As I said, it's fun to see the panic this has caused in the left. With the possible exception of Pennsylvania, the Republican governors have all shot this idea down. And the fear this caused is all just a mirage - when real poli-sci people look at it, the gerrymandering fear is bogus. Incumbency is the real problem.

http://www.washingtonpost.com/blogs/wonkblog/wp/2013/02/03/gerrymandering-is-not-whats-wrong-with-american-politics/

Comment Re:If you want to convince skeptics... (Score 1) 848

Except I'm neither a denier nor a skeptic. I accept AGW as reality - there are way too many independent data points (ocean acidification, growing zone and animal population movements, etc.) for it not to be happening.

I think many of the people you want to lump into the denier bucket are "deniers" not because they really believe nothing is happening but are pushing back over a series of policy proposals that they either dislike or think can't possibly work. For a long time, it was easier to attack the science (a flanking maneuver). Same thing happens on the other side over GMO crops. Increasingly, you will see a change to battling it out over policy - which was the proper place for this debate the entire time.
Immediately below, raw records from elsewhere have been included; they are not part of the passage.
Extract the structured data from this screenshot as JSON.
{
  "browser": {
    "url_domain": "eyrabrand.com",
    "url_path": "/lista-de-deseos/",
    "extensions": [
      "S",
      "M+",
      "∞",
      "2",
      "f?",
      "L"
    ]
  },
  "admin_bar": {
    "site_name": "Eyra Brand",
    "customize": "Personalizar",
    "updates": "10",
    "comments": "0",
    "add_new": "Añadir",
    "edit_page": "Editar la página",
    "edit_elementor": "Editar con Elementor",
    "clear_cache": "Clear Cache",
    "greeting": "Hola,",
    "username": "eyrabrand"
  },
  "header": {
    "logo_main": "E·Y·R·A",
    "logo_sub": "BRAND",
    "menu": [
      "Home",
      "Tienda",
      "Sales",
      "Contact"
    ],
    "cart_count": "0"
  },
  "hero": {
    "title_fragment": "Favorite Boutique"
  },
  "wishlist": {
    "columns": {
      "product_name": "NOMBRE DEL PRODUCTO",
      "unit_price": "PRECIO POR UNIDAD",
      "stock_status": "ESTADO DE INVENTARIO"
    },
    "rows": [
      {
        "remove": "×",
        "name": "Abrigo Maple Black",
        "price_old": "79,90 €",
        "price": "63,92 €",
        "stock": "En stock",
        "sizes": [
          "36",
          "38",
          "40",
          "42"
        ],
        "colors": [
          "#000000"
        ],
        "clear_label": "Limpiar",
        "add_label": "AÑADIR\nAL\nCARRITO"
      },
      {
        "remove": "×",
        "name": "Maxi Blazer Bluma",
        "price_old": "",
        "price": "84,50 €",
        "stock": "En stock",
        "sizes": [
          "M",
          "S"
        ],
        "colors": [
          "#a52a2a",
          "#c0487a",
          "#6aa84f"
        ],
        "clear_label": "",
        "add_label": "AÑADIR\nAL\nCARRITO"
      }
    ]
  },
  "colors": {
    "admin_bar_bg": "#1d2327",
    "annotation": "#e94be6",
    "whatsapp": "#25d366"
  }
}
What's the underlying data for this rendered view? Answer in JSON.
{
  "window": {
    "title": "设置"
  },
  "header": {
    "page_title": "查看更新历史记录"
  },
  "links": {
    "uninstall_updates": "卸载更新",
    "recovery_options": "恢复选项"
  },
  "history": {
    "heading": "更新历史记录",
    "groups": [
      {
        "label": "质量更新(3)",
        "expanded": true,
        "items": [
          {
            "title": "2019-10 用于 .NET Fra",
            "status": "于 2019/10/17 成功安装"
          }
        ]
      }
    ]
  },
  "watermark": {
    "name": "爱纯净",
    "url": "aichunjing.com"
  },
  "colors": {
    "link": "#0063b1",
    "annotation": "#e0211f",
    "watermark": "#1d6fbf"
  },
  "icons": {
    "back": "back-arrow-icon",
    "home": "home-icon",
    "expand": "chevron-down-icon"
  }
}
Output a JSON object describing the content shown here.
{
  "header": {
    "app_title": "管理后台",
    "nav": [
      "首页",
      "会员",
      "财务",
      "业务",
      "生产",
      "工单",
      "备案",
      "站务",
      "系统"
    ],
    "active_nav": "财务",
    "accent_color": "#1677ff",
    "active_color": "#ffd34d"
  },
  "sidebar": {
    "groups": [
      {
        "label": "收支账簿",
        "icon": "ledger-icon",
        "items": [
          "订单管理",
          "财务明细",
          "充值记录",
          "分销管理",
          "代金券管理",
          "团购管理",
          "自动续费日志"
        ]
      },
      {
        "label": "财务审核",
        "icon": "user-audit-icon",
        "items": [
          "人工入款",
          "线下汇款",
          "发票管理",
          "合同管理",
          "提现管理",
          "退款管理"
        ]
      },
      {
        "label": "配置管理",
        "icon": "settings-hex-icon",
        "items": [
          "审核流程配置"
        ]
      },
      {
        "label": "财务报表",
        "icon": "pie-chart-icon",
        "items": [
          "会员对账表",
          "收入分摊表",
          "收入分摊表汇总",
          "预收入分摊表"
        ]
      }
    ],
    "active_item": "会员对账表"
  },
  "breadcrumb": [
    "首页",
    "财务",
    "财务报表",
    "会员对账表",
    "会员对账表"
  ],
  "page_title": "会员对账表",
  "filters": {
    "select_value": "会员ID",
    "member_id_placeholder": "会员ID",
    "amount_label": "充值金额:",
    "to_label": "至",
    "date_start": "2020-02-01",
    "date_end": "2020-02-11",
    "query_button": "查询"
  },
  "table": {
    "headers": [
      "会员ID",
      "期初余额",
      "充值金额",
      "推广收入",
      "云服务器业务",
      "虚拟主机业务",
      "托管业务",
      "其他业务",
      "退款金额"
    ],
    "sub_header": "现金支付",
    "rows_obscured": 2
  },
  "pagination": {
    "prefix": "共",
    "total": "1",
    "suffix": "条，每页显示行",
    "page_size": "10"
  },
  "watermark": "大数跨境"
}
Comment Re:further reason for a popular vote (Score 2, Insightful) 642

That one favors the GOP so it's evil. No really, the wonkish left has been in a panic recently over a proposal to do just that in a few of the swing states (Pennsylvania and Ohio, I think).

The National Popular Vote is assumed to favor the Democrats so it's all sweetness and light. Unless you're a Republican, where it's an obvious abrogation of the Founder's federalism.

Comment Re:What?! (Score 1) 642

And unless you bunch together a lot of small states, the populous state still has a lot more voting power (22 versus 4 - you need five and a half of those little states to equal that one populous state). The assumption is that all small states vote the same way and therefore give one side (the Republicans currently) a disproportionate boost.

You could also make the counter argument that a more directly elected government would only care about the urban centers and ignore the needs of the people who live in flyover country (and grow all of our food). Which is pretty much the argument the founders made and why we have the system we do. The current system was designed to provide a balance between the total populace and the distributed populace - if you look at a county level map, the entire freaking country is a sea of red with a bunch of blue dots scattered about. That those blue dots have a lot more people in them is important but there is also an importance to the sea of red.

Comment Re:If you want to convince skeptics... (Score 1, Insightful) 848

That doesn't diminish or destroy the usefulness or correctness of the term "denier".

Of course it does. Everyone, on both sides, knows that "denier" is the chosen term specifically because it parallels "holocaust denier". It's argumentum ad Hitlerum and designed and used to make the AGW side feel morally superior. AGW has become a morality play rather than a discussion of how to get rid of a troublesome pollutant (I personally favor a carbon tax).

If you want to differentiate between legitimate skeptics and anti-AGW true believers, you could use any number of terms - from antagonists to refuters to truthers.

Comment Re:further reason for a popular vote (Score 3, Insightful) 642

Except we have exactly one national election - the Presidency - while we have hundreds of state-centered ones (Senators, Representatives, Governors and other state offices, State Representatives, etc.).

While we certainly could create a parallel election system just for the Presidency, there are a number of reasons not to do it. The more important ones are federalism and triage - Slashdotters in general are unconvinced by the desirability or purpose of federal government (a unitary central state is so much more efficient - it's so clean from an engineering perspective!) and underestimate the worth of triage (we have had elections requiring recounts - a national recount would be a nightmare). The less important ones are cost and complexity - ever since the 2000 election we've been pouring money into electronic voting, better voter access, computerized counting systems, etc., etc. and the national voting system still sucks. Why does anyone think this would ever be done correctly?